Article by Ben Griffis
My process for finding players with interesting data profiles is, like, most, to cast a wide net and then work on paring the initial list down with more filters. It’s an iterative process and I have a few methods I use to find players, either by filtering raw datasets, making scatters, filtering event data, or generating player role scores.
Usually, if I’m not just playing around but instead actively looking for a few players to spend time watching games of, I combine several of these methods.
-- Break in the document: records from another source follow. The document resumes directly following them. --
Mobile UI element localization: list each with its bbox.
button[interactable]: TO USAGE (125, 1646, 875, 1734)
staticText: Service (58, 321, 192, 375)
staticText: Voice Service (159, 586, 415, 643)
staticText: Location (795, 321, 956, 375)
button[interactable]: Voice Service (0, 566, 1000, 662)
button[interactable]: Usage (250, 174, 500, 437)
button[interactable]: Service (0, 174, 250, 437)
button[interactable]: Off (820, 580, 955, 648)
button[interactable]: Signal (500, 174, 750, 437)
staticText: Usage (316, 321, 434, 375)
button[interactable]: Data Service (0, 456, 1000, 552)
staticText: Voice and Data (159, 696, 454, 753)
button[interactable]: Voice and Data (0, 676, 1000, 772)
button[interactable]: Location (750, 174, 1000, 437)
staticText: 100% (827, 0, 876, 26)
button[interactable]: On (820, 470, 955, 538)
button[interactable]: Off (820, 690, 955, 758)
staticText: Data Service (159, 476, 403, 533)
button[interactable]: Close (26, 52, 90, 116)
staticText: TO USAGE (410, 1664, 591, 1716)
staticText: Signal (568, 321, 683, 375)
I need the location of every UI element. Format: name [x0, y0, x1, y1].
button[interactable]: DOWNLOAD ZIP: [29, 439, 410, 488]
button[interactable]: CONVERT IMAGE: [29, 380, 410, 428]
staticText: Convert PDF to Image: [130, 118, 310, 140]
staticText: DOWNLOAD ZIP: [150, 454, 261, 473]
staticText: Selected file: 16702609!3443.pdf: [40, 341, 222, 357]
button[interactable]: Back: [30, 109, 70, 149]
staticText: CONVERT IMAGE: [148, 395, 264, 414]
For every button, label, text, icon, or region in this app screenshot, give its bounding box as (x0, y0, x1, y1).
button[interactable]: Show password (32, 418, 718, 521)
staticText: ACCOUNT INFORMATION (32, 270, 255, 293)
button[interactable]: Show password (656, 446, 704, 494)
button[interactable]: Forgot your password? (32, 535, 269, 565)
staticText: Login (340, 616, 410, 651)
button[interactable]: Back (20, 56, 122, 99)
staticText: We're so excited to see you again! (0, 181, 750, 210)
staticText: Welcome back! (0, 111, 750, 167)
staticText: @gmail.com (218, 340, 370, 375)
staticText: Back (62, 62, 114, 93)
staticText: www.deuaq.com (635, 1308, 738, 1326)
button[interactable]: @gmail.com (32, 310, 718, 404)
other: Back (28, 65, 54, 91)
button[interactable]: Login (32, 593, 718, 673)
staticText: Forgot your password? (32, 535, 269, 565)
I’ve recently started getting into Spain’s second division, La Liga SmartBank (or LaLiga2, or Segunda División), for a few reasons, not least because of how great the football is. And how easy it is to watch every single match on replay. And the quantity & quality of data. And that maybe I’ll get lucky and someone in a club sees my work and likes it. Whenever I start diving into a new league, regardless of my level of knowledge coming into it, I like to find interesting players to focus on, using them as my entry point to the league.
For this article I’ll be looking for a couple young (24 and younger) midfielders (CMs or DMs). My goal is two-fold, both to find young prospects to potentially keep an eye on in the future, as well as finding interesting players to be my entry point into watching a few teams.
Step 1: Filtering Criteria
Step 0 is always setting the base criteria for my sample. I’m going to use 700 minutes minimum, which is about 25% of the season at time of writing (31 games). This is a little low, but for casting a big net it’s important to me to have a lower number than I would for, say, analyzing a player’s performances. I’m looking for interesting young players, some of who may not start every single match. The key to remember is that I’m not analyzing, but in a discovery phase.
I get a sample size of 82 CMs and DMs (based on Wyscout’s main position for the player) after this. That’s a large sample, and an average of a little under 4 players per team, which means I’ve probably captured all the midfielders who play some role for their team this season.
The next step, step 1, is to cast my net by setting filters on several metrics I deem important to the type of player I’m looking for: just an all-rounder. I want to find some young CMs that can do a wide range of duties at a decent level. I’m not necessarily looking for the best U24 playmaker, or best U24 ball-winner… just some talented young CMs in a range of tasks.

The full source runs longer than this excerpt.